My friend, Dave Franco, is a writer for the Rock Church in San Diego. One of the things that Dave does is write stories about people’s faith journeys for the members of the church. Once Dave found out about my story, I was honored to be selected for one of the stories he would write about. Thank you Dave for the great summary about our family and the lesson we’ve learned. Dave is a very talented writer and I feel very blessed to have the opportunity to work with him on this summary. Read it below. – MichaelThis may sound very odd and off-putting, but the cancerous tumor that has grown in my brain, the one that will take my life soon, is not without its blessing. Let me just say before I begin, I do not wish to die. I have much to live for, a beautiful wife, four kids including triplets, and family and friends whom I love. What a joy they all are and how blessed I am to have them.

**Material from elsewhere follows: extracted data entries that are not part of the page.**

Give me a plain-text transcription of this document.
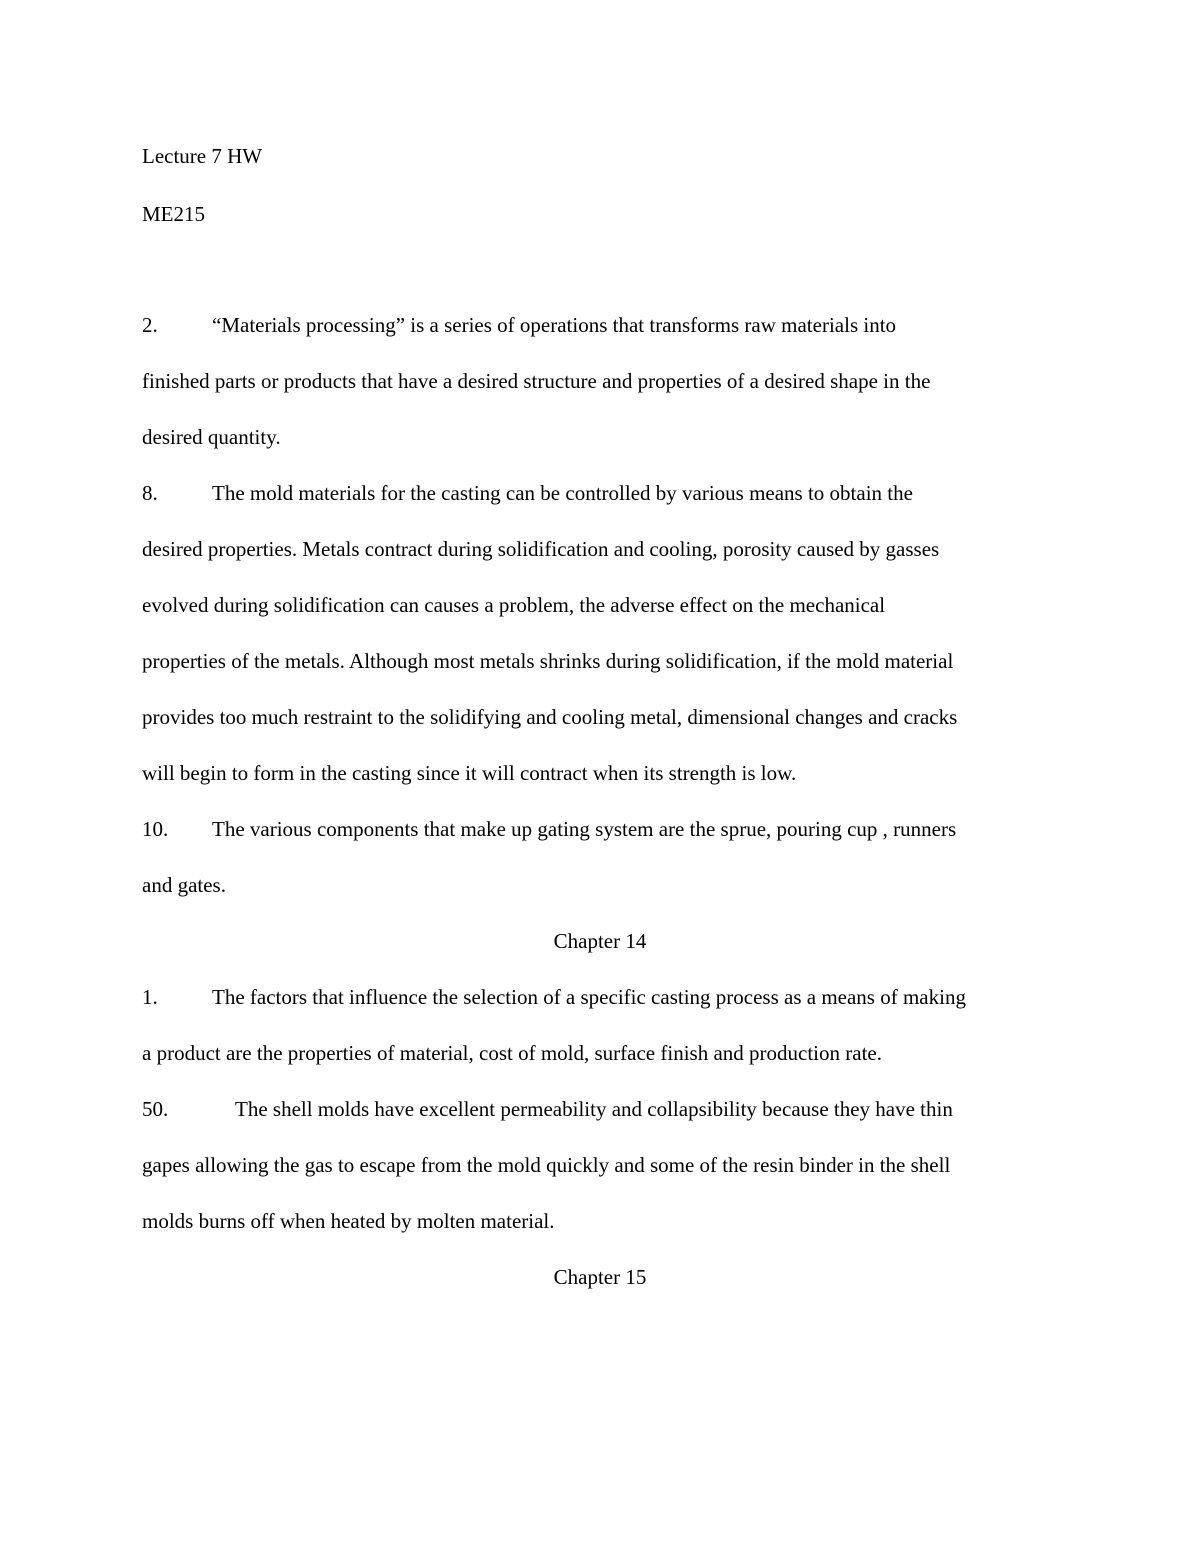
Lecture 7 HW
ME215
2.	“Materials processing” is a series of operations that transforms raw materials into
finished parts or products that have a desired structure and properties of a desired shape in the
desired quantity.
8.	The mold materials for the casting can be controlled by various means to obtain the
desired properties. Metals contract during solidification and cooling, porosity caused by gasses
evolved during solidification can causes a problem, the adverse effect on the mechanical
properties of the metals. Although most metals shrinks during solidification, if the mold material
provides too much restraint to the solidifying and cooling metal, dimensional changes and cracks
will begin to form in the casting since it will contract when its strength is low.
10. The various components that make up gating system are the sprue, pouring cup , runners
and gates.
Chapter 14
1.	The factors that influence the selection of a specific casting process as a means of making
a product are the properties of material, cost of mold, surface finish and production rate.
50.	The shell molds have excellent permeability and collapsibility because they have thin
gapes allowing the gas to escape from the mold quickly and some of the resin binder in the shell
molds burns off when heated by molten material.
Chapter 15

But I have realized that most of us modern-day people live such busy lives that almost no time is taken to linger on the truly meaningful things in life. That is certainly the trajectory of my life. I was going a hundred miles an hour at all times, pushing myself to accomplish as much as possible professionally and personally, the big job of leading the San Clemente Triton football booster club, and teaching Sunday School to 50 kids each Sunday. I’m even the kind of person that when I do get away on vacation, I often find myself thinking about my many responsibilities. I was on that path like so many others, distant from family and distracted by career and busyness. Most go on that way until the day they die or until their house, and life, are empty of the people that mean the most to them.
But for us lucky few, something slow growing like brain cancer comes along, strips everything away and sets you down in the middle of your life with nothing to do but look around and see what’s around you. And this is what’s around me—so much blessing, so many things that I have been missing.
The other day, my wife and daughter wheeled me down to the beach where they propped me up in the sun and breeze and, unable to get around on my own, I was forced to simply stop and take in everything. I lived big chunks of that day just staring at the beauty and feeling the rays on my skin and the cool ocean breeze. My wife’s smile and touch lit up my senses and my daughter, as she laughed and talked and walked along the sand was more breathtaking than I can describe. Just spending this time with them was like a dream.
To think all this, and more, had been there all along, but I just couldn’t slow down long enough to see it. It took a brain tumor—and that indeed is a shame.
But in an odd way, the thing that will take my life, has also given it. I am seeing things; things that I have been looking past for so long. Smiles. Eyes. Subtle movements. Quirks. Birds. Light. Flowers and blades of grass. The list is endless. Even time with God has become more rich, partly because it feels a little like calling a friend just before going over to his house.
Most of us live by two lists, A and B. Our A list includes everything we must do that is urgent, such as work and saying yes to everything that anyone asks of us. And our B list, which is time with God, family and slowing down long enough to enjoy the quiet, poignant moments of life. I think the most important thing in our lives is to get everything on the B list onto the A list and vice versa—before something comes along and makes you do it.
A pastor once said, “If the devil can’t make you bad he’ll make you busy.” What a thief he is. I wish you God’s blessing as you try to slow down long enough to gather up and count all that he has bestowed upon your life.
“A thief comes only to steal and to kill and to destroy. I have come so that they may have life and have it in abundance.”